Introduced on December 2, 1823, in President Monroe’s state of the union speech, it basically warned European nations to butt out of South America and the Americas generally. In return the US would butt out of European affairs. By contrast the Bush Doctrine was never put forward as a formal document but is a codification of Bush administration practices and the justification advanced defending those practices. Basically the Bush doctrine is that the US has the right to intervene in foreign countries and depose regimes that pose a threat to the US and to advance the cause of democracy in such areas of conflict.
Similarly, The Obama administration has never put forward a Monroe-like doctrine of its approach to foreign policy. Rather the public is treated to sonorous pieties about mutual respect and bringing old adversaries together in the spirit of mutual cooperation with benefit to all.
But now an Obama doctrine has emerged. And the irony is that the basics of the Obama doctrine have been revealed in a New York Times article designed to remove the Benghazi stain from Hillary Clinton’s tenure as Secretary of State. It is a revisionist piece claiming that Al Qaeda was not involved in the attack on the American consulate. Here is an account from The Weekly Standard:
In a December 30 editorial, published under the headline “The Facts About Benghazi,” the newspaper proclaims an end to the 15 months of debate about the fatal attacks on the U.S. consulate on September 11, 2012. Citing an “exhaustive investigation by The Times” that it says “goes a long way toward resolving any nagging doubts about what precipitated the attack” and “debunks Republican allegations,” America’s Newspaper of Record declares that “in a rational world” the investigation “would settle the dispute over Benghazi.”

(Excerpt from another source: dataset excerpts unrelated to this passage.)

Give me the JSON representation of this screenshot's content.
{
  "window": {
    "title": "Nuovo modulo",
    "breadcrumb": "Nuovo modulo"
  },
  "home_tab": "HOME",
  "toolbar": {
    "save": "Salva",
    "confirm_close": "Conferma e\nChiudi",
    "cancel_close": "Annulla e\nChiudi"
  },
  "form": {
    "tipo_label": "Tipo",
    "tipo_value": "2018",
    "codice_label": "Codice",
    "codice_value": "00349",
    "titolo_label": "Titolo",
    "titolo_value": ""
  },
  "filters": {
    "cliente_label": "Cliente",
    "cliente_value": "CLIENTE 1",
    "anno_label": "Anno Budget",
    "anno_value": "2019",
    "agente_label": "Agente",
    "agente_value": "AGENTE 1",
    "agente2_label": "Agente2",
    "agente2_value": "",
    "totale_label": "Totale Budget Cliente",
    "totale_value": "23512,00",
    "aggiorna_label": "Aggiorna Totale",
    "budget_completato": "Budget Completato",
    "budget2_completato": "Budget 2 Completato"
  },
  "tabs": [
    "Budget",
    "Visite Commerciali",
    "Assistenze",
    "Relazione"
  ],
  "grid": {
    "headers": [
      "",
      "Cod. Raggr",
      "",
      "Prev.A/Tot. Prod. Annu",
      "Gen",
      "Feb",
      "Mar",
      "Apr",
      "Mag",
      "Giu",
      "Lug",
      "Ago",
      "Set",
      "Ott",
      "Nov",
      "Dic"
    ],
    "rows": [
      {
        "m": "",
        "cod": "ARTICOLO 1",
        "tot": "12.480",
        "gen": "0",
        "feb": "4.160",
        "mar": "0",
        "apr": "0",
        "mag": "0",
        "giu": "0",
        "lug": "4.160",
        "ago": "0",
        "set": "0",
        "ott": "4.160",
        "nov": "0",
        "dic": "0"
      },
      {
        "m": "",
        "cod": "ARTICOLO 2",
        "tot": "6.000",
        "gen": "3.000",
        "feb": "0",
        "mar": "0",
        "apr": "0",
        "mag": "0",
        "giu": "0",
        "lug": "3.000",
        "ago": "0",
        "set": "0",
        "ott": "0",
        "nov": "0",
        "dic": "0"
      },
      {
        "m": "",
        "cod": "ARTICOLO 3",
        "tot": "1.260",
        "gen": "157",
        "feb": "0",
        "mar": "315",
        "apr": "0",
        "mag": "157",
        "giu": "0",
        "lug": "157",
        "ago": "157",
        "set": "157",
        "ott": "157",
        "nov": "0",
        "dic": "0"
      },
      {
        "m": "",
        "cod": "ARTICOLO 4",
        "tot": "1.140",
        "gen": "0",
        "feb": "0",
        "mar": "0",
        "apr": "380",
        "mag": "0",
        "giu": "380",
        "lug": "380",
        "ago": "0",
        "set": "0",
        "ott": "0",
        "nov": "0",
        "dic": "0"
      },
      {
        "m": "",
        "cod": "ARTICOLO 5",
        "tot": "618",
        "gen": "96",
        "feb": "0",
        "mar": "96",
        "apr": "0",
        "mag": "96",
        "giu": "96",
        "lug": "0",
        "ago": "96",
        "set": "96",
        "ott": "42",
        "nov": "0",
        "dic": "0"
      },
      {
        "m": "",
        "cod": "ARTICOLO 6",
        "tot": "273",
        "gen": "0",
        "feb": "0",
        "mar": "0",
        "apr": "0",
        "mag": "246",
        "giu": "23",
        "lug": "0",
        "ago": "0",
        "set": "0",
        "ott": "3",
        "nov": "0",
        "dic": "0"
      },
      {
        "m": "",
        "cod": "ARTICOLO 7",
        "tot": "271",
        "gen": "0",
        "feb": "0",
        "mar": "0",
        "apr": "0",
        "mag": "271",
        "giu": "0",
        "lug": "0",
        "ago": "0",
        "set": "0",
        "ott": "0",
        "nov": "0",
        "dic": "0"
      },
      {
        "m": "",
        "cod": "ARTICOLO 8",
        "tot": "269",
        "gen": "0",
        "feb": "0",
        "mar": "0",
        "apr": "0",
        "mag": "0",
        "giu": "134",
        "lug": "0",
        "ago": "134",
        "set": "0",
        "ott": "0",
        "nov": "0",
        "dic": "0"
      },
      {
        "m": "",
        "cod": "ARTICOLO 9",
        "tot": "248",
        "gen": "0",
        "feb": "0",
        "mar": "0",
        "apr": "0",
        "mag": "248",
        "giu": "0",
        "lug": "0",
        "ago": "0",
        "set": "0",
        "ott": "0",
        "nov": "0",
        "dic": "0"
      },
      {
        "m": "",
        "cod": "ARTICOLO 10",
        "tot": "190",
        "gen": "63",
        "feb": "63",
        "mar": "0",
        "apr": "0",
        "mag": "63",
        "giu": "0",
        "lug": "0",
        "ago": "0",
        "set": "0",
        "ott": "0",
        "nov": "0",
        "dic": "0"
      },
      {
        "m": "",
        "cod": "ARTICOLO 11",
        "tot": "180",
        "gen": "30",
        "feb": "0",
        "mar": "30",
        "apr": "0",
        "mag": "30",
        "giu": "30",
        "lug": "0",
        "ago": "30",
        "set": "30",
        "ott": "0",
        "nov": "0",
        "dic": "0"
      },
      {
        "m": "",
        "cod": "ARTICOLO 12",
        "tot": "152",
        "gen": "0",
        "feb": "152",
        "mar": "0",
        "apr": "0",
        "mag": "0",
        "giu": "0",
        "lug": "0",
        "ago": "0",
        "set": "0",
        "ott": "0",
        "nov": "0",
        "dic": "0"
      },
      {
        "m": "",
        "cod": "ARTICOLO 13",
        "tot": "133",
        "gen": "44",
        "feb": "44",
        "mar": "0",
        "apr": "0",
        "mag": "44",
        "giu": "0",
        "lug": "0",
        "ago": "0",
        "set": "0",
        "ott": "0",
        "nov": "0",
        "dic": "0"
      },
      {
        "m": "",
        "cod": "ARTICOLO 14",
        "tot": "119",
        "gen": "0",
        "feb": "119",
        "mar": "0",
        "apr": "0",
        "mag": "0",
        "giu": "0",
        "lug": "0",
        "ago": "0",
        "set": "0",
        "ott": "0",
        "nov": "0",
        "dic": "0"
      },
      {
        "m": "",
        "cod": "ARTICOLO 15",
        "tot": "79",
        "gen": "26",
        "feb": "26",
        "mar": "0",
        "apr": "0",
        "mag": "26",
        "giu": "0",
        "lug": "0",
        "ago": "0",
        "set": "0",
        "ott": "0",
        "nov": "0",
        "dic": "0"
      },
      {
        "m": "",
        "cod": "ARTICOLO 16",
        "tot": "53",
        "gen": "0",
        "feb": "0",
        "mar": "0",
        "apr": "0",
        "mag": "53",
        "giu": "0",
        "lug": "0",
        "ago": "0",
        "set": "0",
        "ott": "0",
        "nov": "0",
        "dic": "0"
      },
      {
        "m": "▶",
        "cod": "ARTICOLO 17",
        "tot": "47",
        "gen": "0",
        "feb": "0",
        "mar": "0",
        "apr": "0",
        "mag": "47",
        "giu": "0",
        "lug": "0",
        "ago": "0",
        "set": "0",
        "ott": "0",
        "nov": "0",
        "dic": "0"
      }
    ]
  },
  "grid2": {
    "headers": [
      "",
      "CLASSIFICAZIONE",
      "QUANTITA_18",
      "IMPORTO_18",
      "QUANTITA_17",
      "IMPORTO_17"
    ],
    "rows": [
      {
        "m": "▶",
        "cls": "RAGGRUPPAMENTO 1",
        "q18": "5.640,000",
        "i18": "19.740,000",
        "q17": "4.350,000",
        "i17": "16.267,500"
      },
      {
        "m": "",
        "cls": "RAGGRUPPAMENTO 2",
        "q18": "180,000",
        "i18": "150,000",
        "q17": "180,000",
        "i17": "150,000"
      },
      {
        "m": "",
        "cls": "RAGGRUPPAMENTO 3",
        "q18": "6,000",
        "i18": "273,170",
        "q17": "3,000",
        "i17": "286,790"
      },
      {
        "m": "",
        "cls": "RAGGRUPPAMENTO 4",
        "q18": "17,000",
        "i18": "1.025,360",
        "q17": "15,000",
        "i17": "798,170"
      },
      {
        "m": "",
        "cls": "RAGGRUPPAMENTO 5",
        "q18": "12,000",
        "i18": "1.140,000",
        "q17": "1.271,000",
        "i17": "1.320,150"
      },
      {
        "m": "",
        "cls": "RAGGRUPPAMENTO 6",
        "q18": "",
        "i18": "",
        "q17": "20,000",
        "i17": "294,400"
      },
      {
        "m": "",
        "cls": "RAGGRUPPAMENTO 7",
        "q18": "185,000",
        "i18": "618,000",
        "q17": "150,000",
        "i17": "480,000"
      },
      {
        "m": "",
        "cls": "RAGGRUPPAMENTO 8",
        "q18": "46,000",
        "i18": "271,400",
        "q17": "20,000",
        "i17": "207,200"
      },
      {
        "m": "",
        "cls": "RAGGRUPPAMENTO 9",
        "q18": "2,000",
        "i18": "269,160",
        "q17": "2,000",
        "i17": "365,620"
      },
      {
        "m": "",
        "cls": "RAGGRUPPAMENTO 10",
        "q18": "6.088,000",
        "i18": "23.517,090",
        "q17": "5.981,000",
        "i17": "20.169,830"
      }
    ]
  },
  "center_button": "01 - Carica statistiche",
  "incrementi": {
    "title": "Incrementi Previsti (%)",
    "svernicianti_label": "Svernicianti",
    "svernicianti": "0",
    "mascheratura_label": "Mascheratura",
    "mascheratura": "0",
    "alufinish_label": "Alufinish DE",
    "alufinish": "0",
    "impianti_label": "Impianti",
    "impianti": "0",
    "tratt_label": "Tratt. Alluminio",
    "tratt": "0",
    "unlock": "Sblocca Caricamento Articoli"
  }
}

In the process of exonerating Clinton, the 8,000-word account by David Kirkpatrick uncovers the two pivotal points of the Obama Doctrine:
(1) Radical Islam in general is not inherently hostile to the US and once they are shown due respect they can become US allies. This may mean weakening ties with our traditional allies.

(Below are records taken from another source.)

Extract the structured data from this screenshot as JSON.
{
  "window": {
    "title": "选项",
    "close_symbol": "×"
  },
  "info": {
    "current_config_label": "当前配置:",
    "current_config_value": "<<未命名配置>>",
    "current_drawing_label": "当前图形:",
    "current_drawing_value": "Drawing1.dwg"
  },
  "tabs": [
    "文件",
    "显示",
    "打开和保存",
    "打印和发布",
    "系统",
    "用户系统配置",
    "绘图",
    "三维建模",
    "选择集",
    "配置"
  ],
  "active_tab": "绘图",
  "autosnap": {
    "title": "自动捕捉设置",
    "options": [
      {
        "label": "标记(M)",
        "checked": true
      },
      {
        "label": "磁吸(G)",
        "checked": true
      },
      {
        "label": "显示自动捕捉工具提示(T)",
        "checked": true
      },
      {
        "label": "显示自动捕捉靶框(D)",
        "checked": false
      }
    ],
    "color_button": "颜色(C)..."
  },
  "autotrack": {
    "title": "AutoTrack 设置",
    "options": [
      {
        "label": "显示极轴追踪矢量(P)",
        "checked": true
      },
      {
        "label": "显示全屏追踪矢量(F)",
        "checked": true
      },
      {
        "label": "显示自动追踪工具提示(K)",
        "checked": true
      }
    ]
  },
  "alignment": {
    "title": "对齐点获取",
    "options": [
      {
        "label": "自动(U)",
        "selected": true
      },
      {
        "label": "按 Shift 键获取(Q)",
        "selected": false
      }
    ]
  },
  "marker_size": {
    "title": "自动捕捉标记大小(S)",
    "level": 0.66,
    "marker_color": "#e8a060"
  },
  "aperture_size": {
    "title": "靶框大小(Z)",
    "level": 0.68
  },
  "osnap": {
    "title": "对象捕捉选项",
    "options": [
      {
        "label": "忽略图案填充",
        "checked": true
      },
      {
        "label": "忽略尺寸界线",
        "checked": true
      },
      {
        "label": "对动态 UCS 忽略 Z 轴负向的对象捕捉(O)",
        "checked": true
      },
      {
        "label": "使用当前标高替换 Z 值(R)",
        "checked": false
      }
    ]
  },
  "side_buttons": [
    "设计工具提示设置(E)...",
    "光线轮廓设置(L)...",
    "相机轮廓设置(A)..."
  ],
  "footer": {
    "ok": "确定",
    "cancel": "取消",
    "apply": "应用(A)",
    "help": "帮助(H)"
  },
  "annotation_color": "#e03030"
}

(2) The only Islamic group that is a bona fide terrorist organization is the faction of al-Qaida directly subordinate to Osama bin Laden’s successor, Ayman al-Zawahiri. Only this group cannot be appeased and must be destroyed through force.

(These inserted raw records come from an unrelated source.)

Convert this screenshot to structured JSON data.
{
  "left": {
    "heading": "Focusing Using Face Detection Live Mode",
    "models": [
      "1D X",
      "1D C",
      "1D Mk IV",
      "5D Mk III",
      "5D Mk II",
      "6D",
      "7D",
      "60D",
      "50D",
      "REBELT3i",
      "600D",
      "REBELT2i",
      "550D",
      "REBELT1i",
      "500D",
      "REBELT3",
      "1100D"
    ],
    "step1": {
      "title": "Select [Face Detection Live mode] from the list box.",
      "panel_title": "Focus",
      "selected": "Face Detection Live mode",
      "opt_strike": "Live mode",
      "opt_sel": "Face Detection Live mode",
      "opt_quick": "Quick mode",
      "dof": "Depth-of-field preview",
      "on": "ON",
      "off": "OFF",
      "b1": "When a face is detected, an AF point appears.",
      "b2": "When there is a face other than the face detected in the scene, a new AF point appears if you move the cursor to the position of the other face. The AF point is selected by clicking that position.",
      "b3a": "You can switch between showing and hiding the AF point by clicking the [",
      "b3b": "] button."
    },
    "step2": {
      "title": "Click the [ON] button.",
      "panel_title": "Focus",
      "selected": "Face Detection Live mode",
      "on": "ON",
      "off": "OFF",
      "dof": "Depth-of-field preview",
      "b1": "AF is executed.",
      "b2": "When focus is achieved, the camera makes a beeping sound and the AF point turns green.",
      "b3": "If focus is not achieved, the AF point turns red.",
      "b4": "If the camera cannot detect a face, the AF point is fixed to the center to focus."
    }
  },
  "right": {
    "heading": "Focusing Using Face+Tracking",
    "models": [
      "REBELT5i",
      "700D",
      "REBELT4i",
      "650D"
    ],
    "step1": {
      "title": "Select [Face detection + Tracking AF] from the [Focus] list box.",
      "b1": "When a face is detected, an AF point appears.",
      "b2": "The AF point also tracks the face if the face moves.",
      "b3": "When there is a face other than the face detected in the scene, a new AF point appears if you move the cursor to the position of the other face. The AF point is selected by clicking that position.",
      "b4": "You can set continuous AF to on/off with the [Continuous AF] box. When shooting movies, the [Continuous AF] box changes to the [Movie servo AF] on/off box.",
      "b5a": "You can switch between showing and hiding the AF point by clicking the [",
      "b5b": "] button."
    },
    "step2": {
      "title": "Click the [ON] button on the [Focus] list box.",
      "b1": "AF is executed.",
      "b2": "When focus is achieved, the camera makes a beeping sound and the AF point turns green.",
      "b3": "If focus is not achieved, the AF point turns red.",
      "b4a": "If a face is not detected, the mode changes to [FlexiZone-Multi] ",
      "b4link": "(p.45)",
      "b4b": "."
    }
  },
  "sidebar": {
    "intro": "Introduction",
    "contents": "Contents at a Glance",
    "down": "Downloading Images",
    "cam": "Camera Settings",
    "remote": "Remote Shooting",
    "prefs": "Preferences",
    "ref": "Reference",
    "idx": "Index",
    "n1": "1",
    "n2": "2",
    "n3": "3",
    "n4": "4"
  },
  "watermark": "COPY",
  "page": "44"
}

(1) the attempts to accommodate the Taliban in Afghanistan,
(2) the backing of the Muslim Brotherhood in Egypt,
(3) the initial backing of the Muslim Brotherhood-dominated Syrian opposition,
(4) siding with the PLO against Israel,
(5) the kid glove treatment given Iran’s nuclear policy. In general, any group not in obeisance to Zawahiri is a potential US ally.
The beauty of this is that once revealed, the central tenets of the Obama Doctrine are so reality-challenged that the self-anointed “smart diplomacy” mantle becomes ludicrous. Moreover, they have led to one disaster after another to the extent that the US is not even considered the main player in the foreign policy arena. From Russia’s Putin to France’s François Hollande to China’s Xi Jinping, American counsel is met with polite distain. Here is a summation from V.D. Hanson:
Abroad, American policy in the Middle East is leaderless and in shambles after the Arab Spring — we’ve had the Syrian fiasco and bloodbath, leading from behind in Libya all the way to Benghazi, and the non-coup, non-junta in Egypt. This administration has managed to unite existential Shiite and Sunni enemies in a shared dislike of the United States. While Iran follows the Putin script from Syria, Israel seems ready to preempt its nuclear program, and Obama still mumbles empty “game changers” and “red line” threats of years past.
We have gone from reset with Russia to Putin as the playmaker of the Middle East. The Persian Gulf sheikhdoms are now mostly anti-American. The leaders of Germany and the people of France resent having their private communications tapped by Barack Obama — the constitutional lawyer and champion of universal human rights. Angela Merkel long ago grasped that President Obama would rather fly across the Atlantic to lobby for a Chicago Olympic Games — or tap her phone — than sit through a 20th-anniversary commemoration of the fall of the Berlin Wall.
But like his green-energy fixation, no matter how many Solyndras erupt, President Obama can be expected to cling to his foreign policy doctrine. Like the rest of his “avant guard” agenda – locked and loaded into his brain at Columbia and Harvard and at the feet of his mentors from Frank Marshall Davis to Jeremiah Wright – they are crucial to his own self-image of being a visionary, transformative world leader. The Grand Alliance with Islam? Damn the failures, blunders and self-stultifications, full speed ahead.